There are so many remarkable elements to the Veterans Health Administration scandal. But to me, the most striking is how much the stories coming out of the VA resemble those that come out of the British National Health Service: like the VA, a fully socialized system in which the government owns the hospitals, employs the doctors, and serves as the insurer.
This is an important point, one I discuss in a lengthy piece for Forbes today. Obamacare, for all its faults, is not technically socialized medicine. It’s part single-payer (Medicaid), and part subsidized/regulated/privatized (the exchanges). There is no health care system in America that is more government-driven, with all of the unaccountability and dishonesty therein, than the VA.
So if the VA is more socialized than even Obamacare is, why haven’t Republicans taken it on? In part because they’ve been afraid to. While many vets are dissatisfied with the care they get in the VA system, Republicans haven’t done the heavy lifting necessary to show that private-sector reforms could offer veterans better coverage and better care:
On Veteran’s Day in 2011, Mitt Romney met with a group of veterans in South Carolina. The vets shared with him their difficulty in getting treatment from VA hospitals. Observed Romney, “If you’re the government, they know there’s nowhere else you guys can go. You’re stuck. Sometimes you wonder if there would be some way to introduce some private-sector competition, somebody else that could come in and say, you know, that each soldier gets X thousand dollars attributed to them, and then they can choose whether they want to go in the government system or in a private system with the money that follows them.”
For this innocuous and appropriate suggestion, Romney was pilloried by the usual suspects on the left—but also, inexcusably, by the Veterans of Foreign Wars, whose spokesperson said, “The VFW doesn’t support privatization of veterans’ health care.” Romney, stung by the VFW’s rebuke, walked back his suggestion, and Republicans have stayed silent on it ever since.
But this may be starting to change:
Until now. On Wednesday, Sen. John McCain (R., Ariz.) told Roll Call that he was working with Sens. Tom Coburn (R., Okla.) and Richard Burr (R., N.C.) on a new reform plan. “Let’s let our veterans choose the health care that they need and want the most and not have to be bound to just going to the VA…Why wouldn’t a veteran who has served his country honorably . . . not be able to go to the health care provider of his or her choice?”

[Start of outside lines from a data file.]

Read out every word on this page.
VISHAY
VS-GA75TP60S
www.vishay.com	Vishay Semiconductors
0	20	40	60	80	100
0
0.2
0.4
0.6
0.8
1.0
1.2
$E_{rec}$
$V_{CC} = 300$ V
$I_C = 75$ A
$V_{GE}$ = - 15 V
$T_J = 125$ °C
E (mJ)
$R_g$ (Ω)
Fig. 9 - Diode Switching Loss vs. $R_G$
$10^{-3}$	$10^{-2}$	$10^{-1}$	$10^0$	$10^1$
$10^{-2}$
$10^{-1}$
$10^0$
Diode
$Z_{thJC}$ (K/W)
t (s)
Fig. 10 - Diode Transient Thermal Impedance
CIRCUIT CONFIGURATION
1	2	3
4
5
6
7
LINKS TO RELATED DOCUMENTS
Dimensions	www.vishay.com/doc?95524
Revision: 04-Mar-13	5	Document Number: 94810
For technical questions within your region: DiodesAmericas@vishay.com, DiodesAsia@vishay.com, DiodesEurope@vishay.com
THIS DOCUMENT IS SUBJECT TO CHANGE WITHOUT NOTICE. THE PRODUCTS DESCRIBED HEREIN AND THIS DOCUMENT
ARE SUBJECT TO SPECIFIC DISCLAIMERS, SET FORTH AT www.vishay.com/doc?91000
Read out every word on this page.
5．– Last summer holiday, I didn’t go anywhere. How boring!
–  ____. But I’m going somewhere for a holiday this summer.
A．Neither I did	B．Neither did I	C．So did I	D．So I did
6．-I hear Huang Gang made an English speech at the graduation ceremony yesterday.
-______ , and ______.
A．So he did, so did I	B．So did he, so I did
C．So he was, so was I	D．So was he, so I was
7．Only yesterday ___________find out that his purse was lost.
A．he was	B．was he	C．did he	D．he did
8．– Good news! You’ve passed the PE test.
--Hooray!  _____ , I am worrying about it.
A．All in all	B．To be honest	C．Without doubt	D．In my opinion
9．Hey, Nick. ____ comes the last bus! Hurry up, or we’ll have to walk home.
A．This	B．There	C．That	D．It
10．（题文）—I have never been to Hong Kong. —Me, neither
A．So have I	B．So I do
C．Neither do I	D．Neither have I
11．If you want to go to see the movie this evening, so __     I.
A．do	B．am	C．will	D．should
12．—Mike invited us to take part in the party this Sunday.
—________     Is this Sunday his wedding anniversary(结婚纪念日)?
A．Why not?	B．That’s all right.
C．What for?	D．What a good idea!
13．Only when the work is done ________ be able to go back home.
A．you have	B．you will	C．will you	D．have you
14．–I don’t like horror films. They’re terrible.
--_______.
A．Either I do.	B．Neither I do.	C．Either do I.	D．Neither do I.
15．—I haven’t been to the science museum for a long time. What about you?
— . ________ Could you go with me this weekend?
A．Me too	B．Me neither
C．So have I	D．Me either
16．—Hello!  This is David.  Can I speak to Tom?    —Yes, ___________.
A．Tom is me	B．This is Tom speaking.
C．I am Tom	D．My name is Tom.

This is a promising development. Put simply, veterans will continue to suffer until they have the option to buy private coverage and seek private care. The premium support approach will allow the government to provide maximum subsidies to those who have suffered serious injuries in combat, and provide conventional subsidies to non-combat veterans who deserve traditional health coverage.
Much of the noise among Republicans in Congress is about making sure that “heads roll” in the VA scandal. But appointing a new Secretary of Veterans Affairs won’t do a dime’s bit of difference. Without fundamental changes, the VA’s flawed socialist model will remain intact. Reforming the VA will be one way for Republicans to show that they are serious about reforming the rest of the health-care system.